Recently, Daniel Agalar, the founder of Stories to Inspire, shared an incredible story that he heard. A Rav from Eretz Yisrael came to his shul, Kahal Zichron Moshe in Los Angeles, and relayed the following narrative:
Rabbi Avraham Abba Freedman, zt”l, was one of the greatest mechanchim of his generation. When he first came to Detroit in 1944, there were fewer than one hundred Shomer Shabbos families in the entire city. It was, in many ways, a spiritual midbar. Through relentless mesiras nefesh of many decades — including knocking on doors, offering scholarships he could not afford, and chasing after boys whom no one else wanted — Rabbi Freedman helped transform that desert into a flourishing makom Torah.
If there was a Jewish child in trouble, Rabbi Freedman felt personally responsible. One day in the late 1960s, he received a phone call from a woman in Toledo, Ohio. She was completely secular. Her teenage son was a juvenile delinquent: expelled from school, entangled with the law — in short, impossible to manage. In truth, he had no background and no natural place in a yeshiva environment, but the woman was simply looking to hand him off to someone — anyone.
She asked Rabbi Freedman if he would take him. He did not hesitate.
The boy came to Detroit and boarded there. It was not easy. He did not fit in; he struggled. There were issues. But slowly — very slowly — there were signs of progress. A softening. A crack in the shell.
Then one day the boy went home to visit his parents. And...he never came back. No dramatic confrontation. No explosion. Just...gone.
Rabbi Freedman tried calling, reaching out to the mother. She gave no clear answers. By all accounts, the experiment was over.
Most people would have said, “We tried.” But Rabbi Freedman went beyond.
He remembered that the boy’s birthday was approaching. So, he rented a bus and filled it with talmidim from the yeshiva. They took along with them balloons and a cake, and drove more than an hour to Toledo. Of course, they were let in — a whole bus full of Bnei Torah, singing and dancing for a teenager who had already walked away. They created a real birthday celebration with warmth, simcha, and kedusha — all for a completely secular boy!
At the end of the evening, Rabbi Freedman gently asked, “So, nu — tomorrow we’ll see you back in yeshivah?”
“Yes,” the boy said.
But he didn’t keep his word.
By conventional standards, the whole effort had been a failure. A rented bus, balloons and cake, two hours on the road — for nothing.
Or so it seemed.
Fifteen years later — by then the mid-1980s — Rabbi Freedman was in Lakewood at Bais Medrash Govoha. A man approached him and asked, “Rabbi Freedman, do you remember Toledo, Ohio?”
The Rav searched his memory but didn’t come up with anything.
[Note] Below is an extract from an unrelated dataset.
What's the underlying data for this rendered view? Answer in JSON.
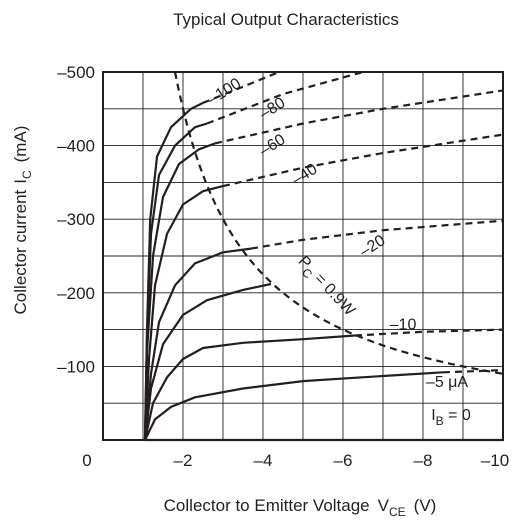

The man continued, “I lived next door to that boy. My family was completely secular, but I came to the birthday party. It was the first time in my life that I saw Bnei Torah up close. I saw their simcha, their warmth, their sincerity. That night changed something inside me. I went home and told my parents that I wanted to go to yeshiva. One thing led to another, and today, I live here in Lakewood.”
That birthday party did not fail. It simply wasn’t meant for the one Rabbi Freedman thought it was for.
That neighbor now has a family of children, grandchildren, and even great-grandchildren who are Bnei Torah, talmidei chachamim, and mechanchim — builders of Klal Yisrael.
We are not in charge of results. We are only in charge of effort. Rabbi Freedman did his hishtadlus. The Ribono shel Olam decided where it would bloom.
And sometimes — just sometimes — if we are zocheh, we are allowed a peek at the harvest decades later.